L'astronaute ressemble à un dessin à la craie
Tour à tour la Baleine, les triangles, les trapèzes, l’astronaute, le singe, le chien, le condor, le colibri, l’arbre, les mains et le Parrot avec en bonus la spirale se révèle plus grandiose que jamais. Nous les apercevons plus ou moins bien suivant les formes. La Baleine reste inexistante jusqu’au développement des photos tandis que les autres figures se détachent parfois nettement du désert. Quant à l’astronaute, il ressemble davantage à un dessin fait à la craie sur les parois d’une montagne plutôt qu’aux lignes tellement il est différent et moins symétrique.

Cela restera un grand moment de fous rires, de découvertes et d’émerveillement. Comment dire, ces formes sont fantastiques, magiques, grandioses et tellement, tellement mystérieuses.
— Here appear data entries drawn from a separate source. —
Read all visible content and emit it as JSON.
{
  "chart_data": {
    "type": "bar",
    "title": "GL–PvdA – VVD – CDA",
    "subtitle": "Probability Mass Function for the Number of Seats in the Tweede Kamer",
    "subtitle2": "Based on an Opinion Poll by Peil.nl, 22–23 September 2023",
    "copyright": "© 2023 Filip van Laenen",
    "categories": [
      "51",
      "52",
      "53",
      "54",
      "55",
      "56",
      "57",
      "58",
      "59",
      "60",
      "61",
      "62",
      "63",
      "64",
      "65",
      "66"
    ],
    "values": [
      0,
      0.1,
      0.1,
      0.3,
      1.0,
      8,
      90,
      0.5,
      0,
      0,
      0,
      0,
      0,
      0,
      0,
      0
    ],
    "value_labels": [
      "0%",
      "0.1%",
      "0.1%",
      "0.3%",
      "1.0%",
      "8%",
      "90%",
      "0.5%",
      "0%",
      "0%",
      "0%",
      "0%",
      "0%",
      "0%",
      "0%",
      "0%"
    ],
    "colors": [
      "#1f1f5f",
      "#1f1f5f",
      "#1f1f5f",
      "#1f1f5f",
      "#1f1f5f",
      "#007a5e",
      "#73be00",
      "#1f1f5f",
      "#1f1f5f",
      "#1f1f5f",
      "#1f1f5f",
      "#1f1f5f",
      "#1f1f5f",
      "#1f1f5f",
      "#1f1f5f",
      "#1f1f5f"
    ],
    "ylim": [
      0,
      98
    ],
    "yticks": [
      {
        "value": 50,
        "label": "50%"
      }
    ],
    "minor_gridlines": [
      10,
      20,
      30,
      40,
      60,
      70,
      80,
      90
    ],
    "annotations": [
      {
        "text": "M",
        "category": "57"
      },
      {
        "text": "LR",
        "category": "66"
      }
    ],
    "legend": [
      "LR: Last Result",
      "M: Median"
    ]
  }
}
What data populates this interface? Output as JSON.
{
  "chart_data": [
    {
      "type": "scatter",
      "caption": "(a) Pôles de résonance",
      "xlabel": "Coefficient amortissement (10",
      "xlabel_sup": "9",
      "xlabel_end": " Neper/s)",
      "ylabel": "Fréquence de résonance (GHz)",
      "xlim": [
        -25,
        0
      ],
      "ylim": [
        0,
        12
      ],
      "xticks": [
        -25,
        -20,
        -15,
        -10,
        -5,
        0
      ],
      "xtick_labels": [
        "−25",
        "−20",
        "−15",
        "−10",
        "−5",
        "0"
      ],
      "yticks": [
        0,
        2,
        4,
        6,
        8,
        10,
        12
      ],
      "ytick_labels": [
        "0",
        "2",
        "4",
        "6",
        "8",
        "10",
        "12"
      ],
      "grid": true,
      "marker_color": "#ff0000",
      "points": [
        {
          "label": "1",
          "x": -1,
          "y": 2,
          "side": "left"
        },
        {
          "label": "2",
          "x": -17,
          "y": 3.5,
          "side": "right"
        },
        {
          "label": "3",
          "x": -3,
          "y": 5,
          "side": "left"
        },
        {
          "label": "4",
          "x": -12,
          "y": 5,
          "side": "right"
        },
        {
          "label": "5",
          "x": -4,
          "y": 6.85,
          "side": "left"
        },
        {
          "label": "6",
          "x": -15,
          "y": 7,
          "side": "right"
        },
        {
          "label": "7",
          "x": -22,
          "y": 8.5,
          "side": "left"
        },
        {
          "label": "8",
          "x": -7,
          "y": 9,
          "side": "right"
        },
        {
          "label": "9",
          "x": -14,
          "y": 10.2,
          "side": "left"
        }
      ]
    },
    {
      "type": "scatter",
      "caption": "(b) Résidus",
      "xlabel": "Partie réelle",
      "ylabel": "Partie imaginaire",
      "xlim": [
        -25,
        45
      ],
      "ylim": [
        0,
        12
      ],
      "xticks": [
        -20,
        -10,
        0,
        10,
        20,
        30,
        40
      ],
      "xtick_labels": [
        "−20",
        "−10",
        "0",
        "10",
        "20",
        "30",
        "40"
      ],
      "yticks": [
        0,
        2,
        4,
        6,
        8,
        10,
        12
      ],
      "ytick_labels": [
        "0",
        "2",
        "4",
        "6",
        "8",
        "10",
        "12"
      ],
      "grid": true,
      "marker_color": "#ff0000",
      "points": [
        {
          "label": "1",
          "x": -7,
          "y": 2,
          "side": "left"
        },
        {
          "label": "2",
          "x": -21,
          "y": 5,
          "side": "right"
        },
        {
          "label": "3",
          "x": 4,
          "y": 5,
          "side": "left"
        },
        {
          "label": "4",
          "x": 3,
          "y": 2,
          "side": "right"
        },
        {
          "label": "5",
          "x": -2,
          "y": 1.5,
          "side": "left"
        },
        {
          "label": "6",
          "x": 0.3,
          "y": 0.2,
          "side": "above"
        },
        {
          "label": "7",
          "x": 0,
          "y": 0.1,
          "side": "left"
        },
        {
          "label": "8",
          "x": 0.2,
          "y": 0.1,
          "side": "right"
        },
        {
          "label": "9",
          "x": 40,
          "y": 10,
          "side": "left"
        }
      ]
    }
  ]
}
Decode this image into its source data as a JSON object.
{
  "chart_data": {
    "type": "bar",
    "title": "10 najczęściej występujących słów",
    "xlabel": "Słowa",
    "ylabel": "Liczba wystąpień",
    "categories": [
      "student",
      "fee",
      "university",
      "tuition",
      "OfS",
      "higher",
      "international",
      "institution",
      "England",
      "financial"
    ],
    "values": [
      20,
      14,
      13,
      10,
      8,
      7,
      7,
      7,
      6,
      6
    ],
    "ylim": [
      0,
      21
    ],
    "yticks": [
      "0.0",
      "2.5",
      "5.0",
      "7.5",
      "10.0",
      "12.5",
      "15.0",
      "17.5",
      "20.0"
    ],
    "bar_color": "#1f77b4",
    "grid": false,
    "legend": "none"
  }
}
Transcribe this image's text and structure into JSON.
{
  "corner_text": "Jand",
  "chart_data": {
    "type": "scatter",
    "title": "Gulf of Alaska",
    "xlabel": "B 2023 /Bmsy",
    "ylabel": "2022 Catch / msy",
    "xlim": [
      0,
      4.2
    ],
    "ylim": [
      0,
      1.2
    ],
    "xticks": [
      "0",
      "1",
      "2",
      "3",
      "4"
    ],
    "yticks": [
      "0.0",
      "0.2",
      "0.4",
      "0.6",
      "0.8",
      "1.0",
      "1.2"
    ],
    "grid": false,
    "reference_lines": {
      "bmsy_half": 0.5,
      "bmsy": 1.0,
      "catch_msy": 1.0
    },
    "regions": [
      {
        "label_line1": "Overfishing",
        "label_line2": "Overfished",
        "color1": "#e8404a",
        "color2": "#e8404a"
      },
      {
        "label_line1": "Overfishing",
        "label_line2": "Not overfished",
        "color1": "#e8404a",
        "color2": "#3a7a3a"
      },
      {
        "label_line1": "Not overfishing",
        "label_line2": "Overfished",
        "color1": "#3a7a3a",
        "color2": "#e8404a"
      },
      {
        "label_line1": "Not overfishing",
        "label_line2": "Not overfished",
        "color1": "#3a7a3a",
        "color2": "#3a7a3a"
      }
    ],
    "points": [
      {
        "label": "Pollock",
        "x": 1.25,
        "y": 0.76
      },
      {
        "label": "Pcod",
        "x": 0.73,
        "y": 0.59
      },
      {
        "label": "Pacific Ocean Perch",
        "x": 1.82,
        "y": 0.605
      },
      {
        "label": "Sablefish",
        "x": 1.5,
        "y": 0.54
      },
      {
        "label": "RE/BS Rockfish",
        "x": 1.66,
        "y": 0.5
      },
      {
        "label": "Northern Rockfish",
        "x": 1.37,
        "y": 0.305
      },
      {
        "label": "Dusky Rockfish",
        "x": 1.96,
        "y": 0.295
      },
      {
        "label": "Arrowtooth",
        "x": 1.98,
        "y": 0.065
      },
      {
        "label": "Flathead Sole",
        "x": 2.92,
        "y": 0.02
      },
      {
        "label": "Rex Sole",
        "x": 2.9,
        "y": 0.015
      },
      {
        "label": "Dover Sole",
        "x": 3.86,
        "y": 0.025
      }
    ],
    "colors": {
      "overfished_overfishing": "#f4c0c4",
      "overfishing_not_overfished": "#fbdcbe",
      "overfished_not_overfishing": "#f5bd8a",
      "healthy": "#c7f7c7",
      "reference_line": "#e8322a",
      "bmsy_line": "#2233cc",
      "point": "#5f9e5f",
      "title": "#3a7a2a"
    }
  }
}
Pour combien de temps encore difficile à dire car l’air et le vent font peu à peu disparaître ces merveilles. 

Plan des figures les plus connues
En retrouvant le plancher des vaches, nous avons envie d’aller voir de plus près ses dessins. Choses impossibles car le site est protégé pour éviter de les abimer. Le seul moyen est de nous rendre au mirador un peu plus loin sur la route. En fait de miradors, il s’agit davantage d’une tour. En haut, deux dessins, l’arbre et les mains se dressent devant nous et nous parait gigantesque cette fois-ci. Les traits  en dehors du dessin semblent droits et partent à l’infini dans le désert. Alors que d’autres sillons plus marqués forment le dessin. Nous pouvons nettement en voir la profondeur et presque en suivre le tracé. Avec le mirador, nous nous faisons une idée plus précise du gigantisme de ces lignes et du travail qu’il a fallu. Le mystère des lignes de Nazca ne sera sans doute jamais résolu mais une chose est certaine elle continuera à passionner de nombreuses personnes scientifiques, simples curieux ou voyageurs du monde entier.